Id. at 559, 631 S.E.2d at 843-44 (quoting State v. Jones, 358 N.C. 473, 477-78, 598 S.E.2d 125, 128 (2004) (internal citations omitted)). Our Court also stated: "But civil or criminal, '[w]hen the language of a statute is clear and unambiguous, there is no room for judicial construction, and the courts must give it its plain and definite meaning.'" Id. at 559, 631 S.E.2d at 844 (quoting Lemons v. Old Hickory Council, 322 N.C. 271, 276, 367 S.E.2d 655, 658 (1988)). Employing these principles, our Court held that a locked desk was not a "safe" or "vault" for purposes of the offense of safecracking. Id. at 558-60, 631 S.E.2d at 843-44. However, Goodson does not support B.D.N.'s position in the present case. Under the plain language of N.C.G.S. § 14-69.1(a), under which B.D.N. was charged, a school building, although a public building, would also qualify as "any building."
    B.D.N. further relies upon language from Fowler v.
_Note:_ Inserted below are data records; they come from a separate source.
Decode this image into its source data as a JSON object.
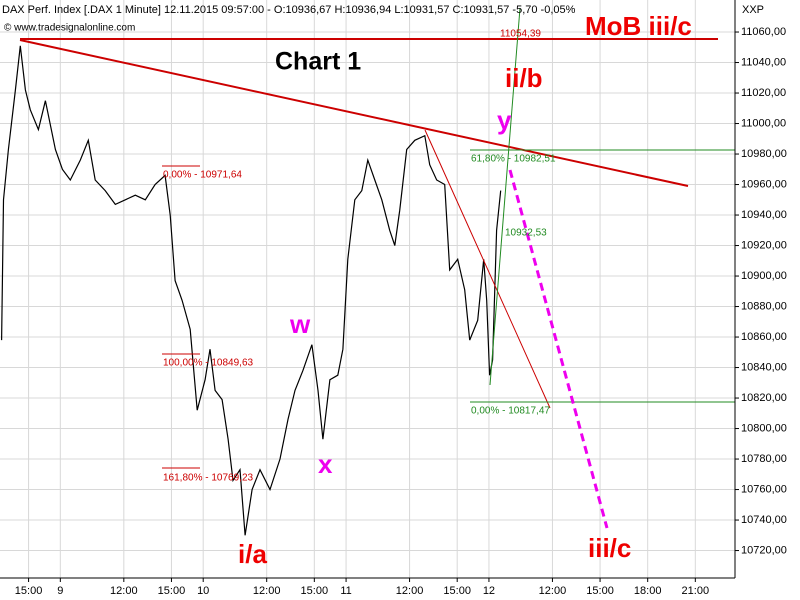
{
  "chart_data": {
    "type": "line",
    "header": "DAX Perf. Index [.DAX  1 Minute] 12.11.2015 09:57:00 - O:10936,67 H:10936,94 L:10931,57 C:10931,57 -5,70 -0,05%",
    "source": "© www.tradesignalonline.com",
    "axis_title": "XXP",
    "title": "Chart 1",
    "annotations": [
      "MoB iii/c",
      "ii/b",
      "y",
      "w",
      "x",
      "i/a",
      "iii/c",
      "11054,39",
      "0,00% - 10971,64",
      "100,00% - 10849,63",
      "161,80% - 10769,23",
      "61,80% - 10982,51",
      "0,00% - 10817,47",
      "10932,53"
    ],
    "x": [
      5.3,
      5.42,
      5.73,
      6.17,
      6.48,
      6.8,
      7.11,
      7.62,
      8.06,
      8.69,
      9.13,
      9.63,
      10.26,
      10.76,
      11.2,
      11.83,
      12.46,
      13.09,
      13.72,
      14.35,
      14.97,
      15.6,
      15.92,
      16.23,
      16.67,
      17.18,
      17.62,
      18.12,
      18.43,
      18.75,
      19.19,
      19.57,
      19.88,
      20.32,
      20.64,
      21.08,
      21.58,
      22.21,
      22.84,
      23.34,
      23.78,
      24.28,
      24.85,
      25.23,
      25.54,
      25.98,
      26.48,
      26.8,
      27.11,
      27.55,
      27.99,
      28.37,
      28.81,
      29.25,
      29.75,
      30.07,
      30.38,
      30.82,
      31.33,
      31.96,
      32.27,
      32.71,
      33.21,
      33.53,
      34.03,
      34.47,
      34.79,
      35.29,
      35.67,
      35.86,
      36.04,
      36.23,
      36.48,
      36.74
    ],
    "series": [
      {
        "name": "DAX Perf. Index",
        "color": "#000000",
        "values": [
          10858,
          10950,
          10983,
          11022,
          11051,
          11022,
          11009,
          10996,
          11015,
          10983,
          10970,
          10963,
          10976,
          10989,
          10963,
          10956,
          10947,
          10950,
          10953,
          10950,
          10960,
          10966,
          10940,
          10897,
          10884,
          10865,
          10812,
          10832,
          10852,
          10825,
          10819,
          10793,
          10766,
          10773,
          10730,
          10760,
          10773,
          10760,
          10780,
          10806,
          10825,
          10838,
          10855,
          10825,
          10793,
          10832,
          10835,
          10852,
          10911,
          10950,
          10956,
          10976,
          10963,
          10950,
          10930,
          10920,
          10943,
          10983,
          10989,
          10992,
          10973,
          10963,
          10960,
          10904,
          10911,
          10891,
          10858,
          10871,
          10911,
          10884,
          10835,
          10845,
          10930,
          10956
        ]
      }
    ],
    "xlim": [
      5.2,
      51.5
    ],
    "xticks": [
      {
        "value": 7,
        "label": "15:00"
      },
      9,
      {
        "value": 13,
        "label": "12:00"
      },
      {
        "value": 16,
        "label": "15:00"
      },
      {
        "value": 18,
        "label": "10"
      },
      {
        "value": 22,
        "label": "12:00"
      },
      {
        "value": 25,
        "label": "15:00"
      },
      {
        "value": 27,
        "label": "11"
      },
      {
        "value": 31,
        "label": "12:00"
      },
      {
        "value": 34,
        "label": "15:00"
      },
      {
        "value": 36,
        "label": "12"
      },
      {
        "value": 40,
        "label": "12:00"
      },
      {
        "value": 43,
        "label": "15:00"
      },
      {
        "value": 46,
        "label": "18:00"
      },
      {
        "value": 49,
        "label": "21:00"
      }
    ],
    "ylim": [
      10702,
      11081
    ],
    "yticks": [
      {
        "value": 10720,
        "label": "10720,00"
      },
      {
        "value": 10740,
        "label": "10740,00"
      },
      {
        "value": 10760,
        "label": "10760,00"
      },
      {
        "value": 10780,
        "label": "10780,00"
      },
      {
        "value": 10800,
        "label": "10800,00"
      },
      {
        "value": 10820,
        "label": "10820,00"
      },
      {
        "value": 10840,
        "label": "10840,00"
      },
      {
        "value": 10860,
        "label": "10860,00"
      },
      {
        "value": 10880,
        "label": "10880,00"
      },
      {
        "value": 10900,
        "label": "10900,00"
      },
      {
        "value": 10920,
        "label": "10920,00"
      },
      {
        "value": 10940,
        "label": "10940,00"
      },
      {
        "value": 10960,
        "label": "10960,00"
      },
      {
        "value": 10980,
        "label": "10980,00"
      },
      {
        "value": 11000,
        "label": "11000,00"
      },
      {
        "value": 11020,
        "label": "11020,00"
      },
      {
        "value": 11040,
        "label": "11040,00"
      },
      {
        "value": 11060,
        "label": "11060,00"
      }
    ],
    "grid": true
  }
}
Valencourt, 334 N.C. 345, 435 S.E.2d 530 (1993), that "'[w]here one of two statutes might apply to the same situation, the statute which deals more directly and specifically with the situation controls over the statute of more general applicability.'" Id. at 349, 435 S.E.2d at 532 (quoting Trustees of Rowan Tech. v. Hammond Assoc., 313 N.C.230, 238, 328 S.E.2d 274, 279 (1985)). However, in Fowler, our Supreme Court employed this principle in determining which statute of limitations provision applied to the plaintiff's tort actions. Id. at 349-50, 435 S.E.2d at 532-33. B.D.N. has not cited any decision in which this principle was applied in a situation analogous to the present case. For the reasons stated above, we overrule this assignment of error.
    Affirmed.
    Judges STEPHENS and SMITH concur.